Наверное, она все это время надеялась, что Ли в нее влюбится и вся эта история обретет хоть немного смысла, но если даже так, он этого не осознавал. Ему казалось, что она пользуется им как экраном, на который можно проецировать собственную неудовлетворенность; честный обмен. У него было очень простое понятие о справедливости.
— Уходи, Леон Коллинз, — сказала она. Ли понял, что она подсмотрела его имя в мужниных списках группы: никто никогда не звал его Леоном в лицо, даже преподаватели. Но и ее имени он тоже не знал. Вопли забытого младенца летели за ним, пока он спускался по лестнице.
«Что ж, — думал Ли, — век живи — век учись».

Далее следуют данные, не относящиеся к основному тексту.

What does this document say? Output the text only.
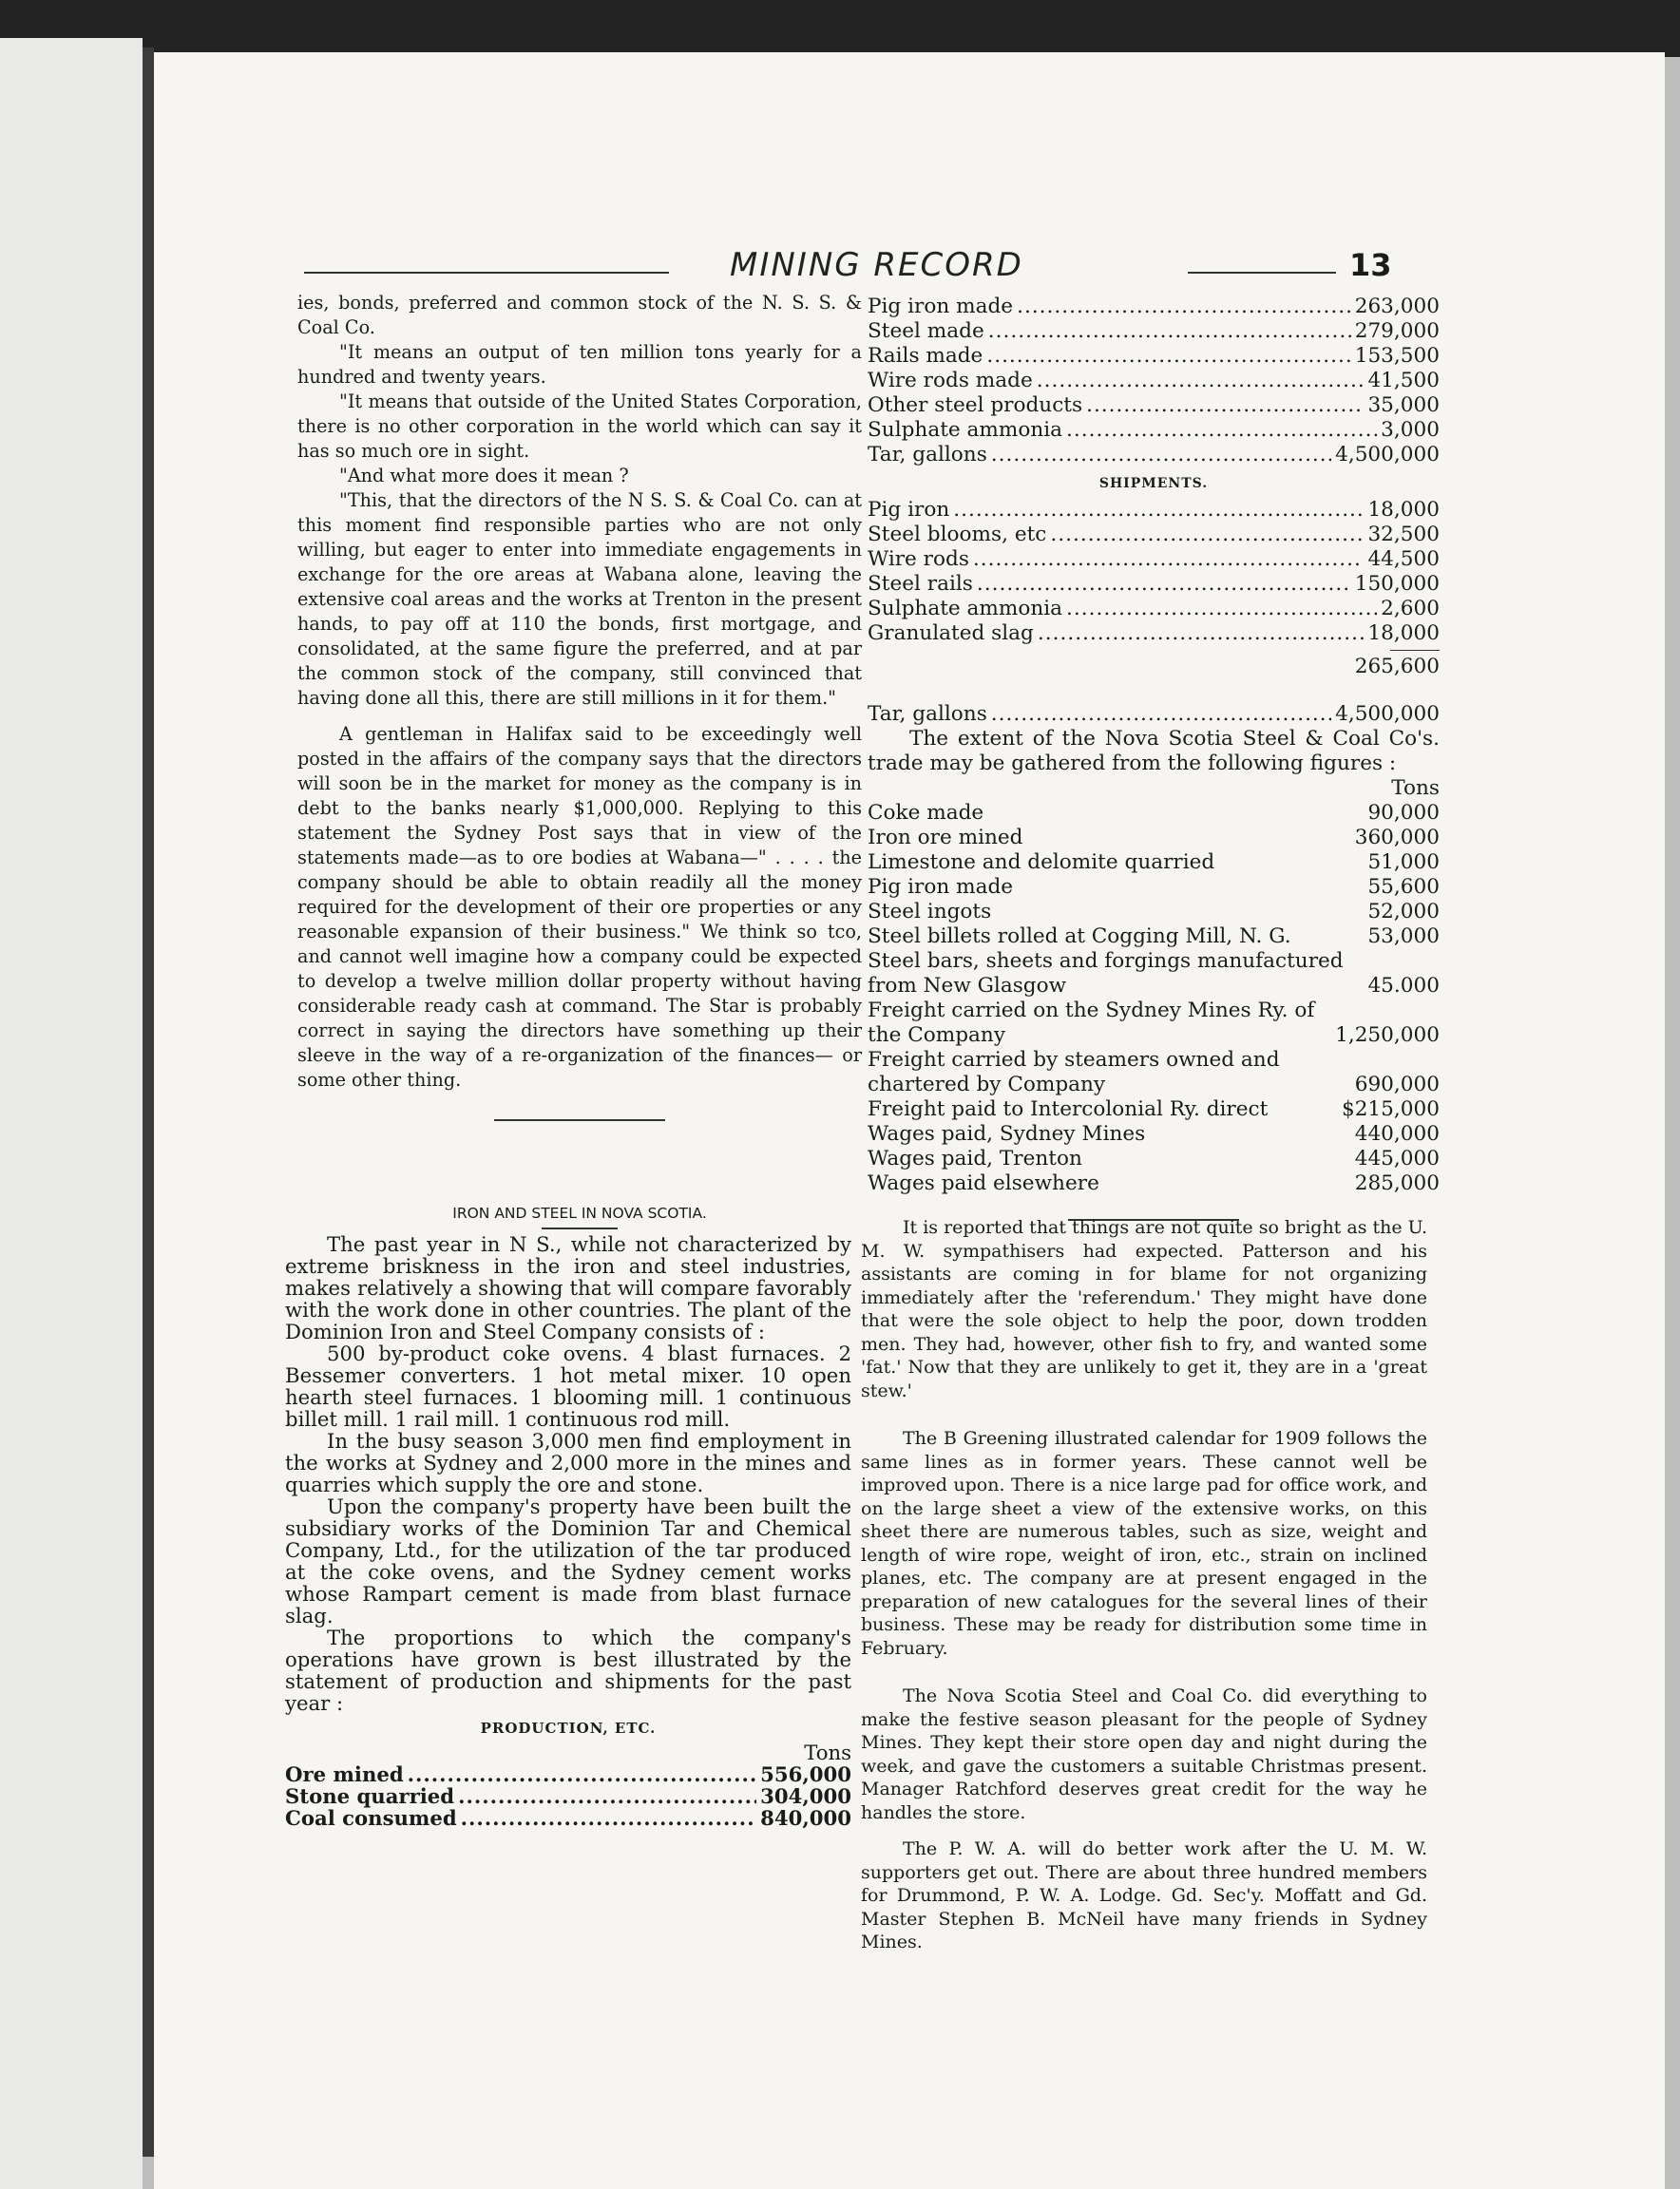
MINING RECORD	13

ies, bonds, preferred and common stock of the N. S. S. & Coal Co.

"It means an output of ten million tons yearly for a hundred and twenty years.

"It means that outside of the United States Corporation, there is no other corporation in the world which can say it has so much ore in sight.

"And what more does it mean ?

"This, that the directors of the N S. S. & Coal Co. can at this moment find responsible parties who are not only willing, but eager to enter into immediate engagements in exchange for the ore areas at Wabana alone, leaving the extensive coal areas and the works at Trenton in the present hands, to pay off at 110 the bonds, first mortgage, and consolidated, at the same figure the preferred, and at par the common stock of the company, still convinced that having done all this, there are still millions in it for them."

A gentleman in Halifax said to be exceedingly well posted in the affairs of the company says that the directors will soon be in the market for money as the company is in debt to the banks nearly $1,000,000. Replying to this statement the Sydney Post says that in view of the statements made—as to ore bodies at Wabana—" . . . . the company should be able to obtain readily all the money required for the development of their ore properties or any reasonable expansion of their business." We think so tco, and cannot well imagine how a company could be expected to develop a twelve million dollar property without having considerable ready cash at command. The Star is probably correct in saying the directors have something up their sleeve in the way of a re-organization of the finances— or some other thing.

IRON AND STEEL IN NOVA SCOTIA.

The past year in N S., while not characterized by extreme briskness in the iron and steel industries, makes relatively a showing that will compare favorably with the work done in other countries. The plant of the Dominion Iron and Steel Company consists of :

500 by-product coke ovens. 4 blast furnaces. 2 Bessemer converters. 1 hot metal mixer. 10 open hearth steel furnaces. 1 blooming mill. 1 continuous billet mill. 1 rail mill. 1 continuous rod mill.

In the busy season 3,000 men find employment in the works at Sydney and 2,000 more in the mines and quarries which supply the ore and stone.

Upon the company's property have been built the subsidiary works of the Dominion Tar and Chemical Company, Ltd., for the utilization of the tar produced at the coke ovens, and the Sydney cement works whose Rampart cement is made from blast furnace slag.

The proportions to which the company's operations have grown is best illustrated by the statement of production and shipments for the past year :

PRODUCTION, ETC.

Tons

Ore mined .....	556,000
Stone quarried .....	304,000
Coal consumed .....	840,000
Pig iron made .....	263,000
Steel made .....	279,000
Rails made .....	153,500
Wire rods made .....	41,500
Other steel products .....	35,000
Sulphate ammonia .....	3,000
Tar, gallons .....	4,500,000

SHIPMENTS.

Pig iron .....	18,000
Steel blooms, etc .....	32,500
Wire rods .....	44,500
Steel rails .....	150,000
Sulphate ammonia .....	2,600
Granulated slag .....	18,000
265,600
Tar, gallons .....	4,500,000

The extent of the Nova Scotia Steel & Coal Co's. trade may be gathered from the following figures :

Tons

Coke made	90,000
Iron ore mined	360,000
Limestone and delomite quarried	51,000
Pig iron made	55,600
Steel ingots	52,000
Steel billets rolled at Cogging Mill, N. G.	53,000
Steel bars, sheets and forgings manufactured from New Glasgow	45.000
Freight carried on the Sydney Mines Ry. of the Company	1,250,000
Freight carried by steamers owned and chartered by Company	690,000
Freight paid to Intercolonial Ry. direct	$215,000
Wages paid, Sydney Mines	440,000
Wages paid, Trenton	445,000
Wages paid elsewhere	285,000

It is reported that things are not quite so bright as the U. M. W. sympathisers had expected. Patterson and his assistants are coming in for blame for not organizing immediately after the 'referendum.' They might have done that were the sole object to help the poor, down trodden men. They had, however, other fish to fry, and wanted some 'fat.' Now that they are unlikely to get it, they are in a 'great stew.'

The B Greening illustrated calendar for 1909 follows the same lines as in former years. These cannot well be improved upon. There is a nice large pad for office work, and on the large sheet a view of the extensive works, on this sheet there are numerous tables, such as size, weight and length of wire rope, weight of iron, etc., strain on inclined planes, etc. The company are at present engaged in the preparation of new catalogues for the several lines of their business. These may be ready for distribution some time in February.

The Nova Scotia Steel and Coal Co. did everything to make the festive season pleasant for the people of Sydney Mines. They kept their store open day and night during the week, and gave the customers a suitable Christmas present. Manager Ratchford deserves great credit for the way he handles the store.

The P. W. A. will do better work after the U. M. W. supporters get out. There are about three hundred members for Drummond, P. W. A. Lodge. Gd. Sec'y. Moffatt and Gd. Master Stephen B. McNeil have many friends in Sydney Mines.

Однако он пришел в крайнее изумление, и ему было очень не по себе. Дома вся комната звенела от клавесинных арпеджио. Аннабель не следила за камином, и от огня осталось лишь несколько красных угольков, поэтому жаркую тьму пробивали только фары беспрестанно проезжавших машин: лучи мигали в голых окнах и северным сиянием играли по телу девушки на белом полу — единственному предмету, нарушавшему пустоту комнаты, если не считать проигрывателя. Музыка закончилась, иголка принялась икать в пустой канавке. Ли подошел выключить аппарат, и Аннабель поймала его за руку.
— От тебя пахнет улицей, — сказала она. — Но ты был с какой-то женщиной.
— Ну, и да, и нет, — ответил Ли, всегда говоривший только правду. — Тебе от этого неприятно?
Слова он произносил очень нежно, ведь беспокойство ее было таким бесстрастным. Она немо покачала головой, и без единого звука по ее щекам потекли слезы.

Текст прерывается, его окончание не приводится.